We understand this instinctively in the realm of engineering. A bridge does not collapse for lack of elegance; it collapses under stress it was not built to bear. The analysis that follows is not aesthetic but structural. Likewise, when a startup fails, it is not because its ambition was insufficient but because its vision was scattered, its attention divided, its risks unbounded. Lives, too, come undone not through sloth, but through unchecked accumulation. There is too much, not too little.

And so the case must be made, gently, but firmly, that refinement by subtraction is not a passive principle. It is not idleness under another name. It is the active choice to narrow, to prune, to discard. It requires not less vigilance, but more. To subtract with discipline is to declare that we do not trust every signal, do not pursue every invitation, do not inflate every ambition.

This, indeed, is the precondition for clarity, mental, strategic, or moral. For strategies to endure, they must shed what is brittle. For bodies to heal, they must rid themselves of the inflammatory and the artificial. For truths to emerge, they must no longer be drowned by noise. In all cases, the movement is the same: from the excess toward the essential. And at the heart of it is a sober realization: that the measure of wisdom is often the ability to cease, to stop, to let go.

It is the simplest and most liberating insight of all: that improvement begins not in knowing what to do, but in knowing what to refrain from doing.

That, I think, is where the argument must rest.
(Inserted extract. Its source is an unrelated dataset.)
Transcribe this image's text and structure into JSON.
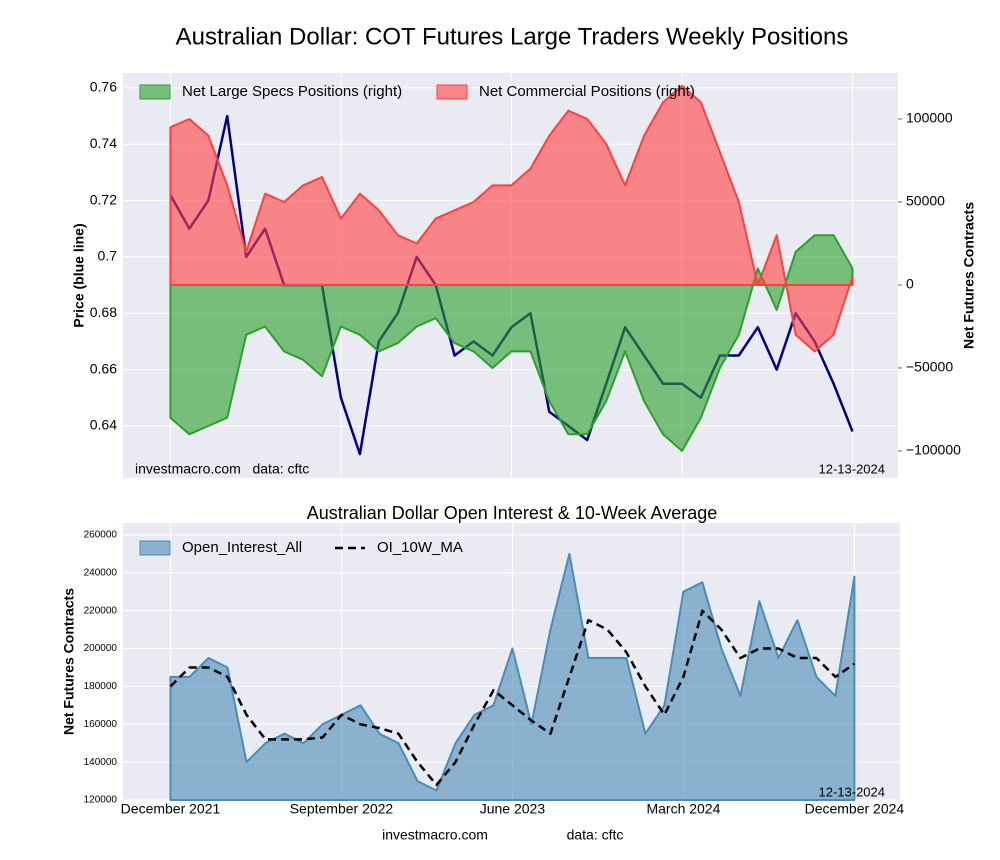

The civilization of the future, if it is to endure and not merely accelerate toward collapse, will need to recover this ancient knowledge. For it is not the compounding of tools and knowledge that makes a system robust, but the careful elimination of what makes it fragile.

There is a certain dignity in restraint. A clarity in paring down. In this light, via negativa is not a negation of action, but a higher form of judgment, a recognition that true refinement consists not in more, but in less.

Let that be the temper of our times: not the manic acquisition of means, but the deliberate subtraction of error. Not the fanfare of novelty, but the silence of what has been wisely left undone.

In the end, Via Negativa reminds us that the form we seek, whether in marble or in life, is often already there. Our task is not to build blindly, but to see clearly. And for that, the first step is not addition, but removal.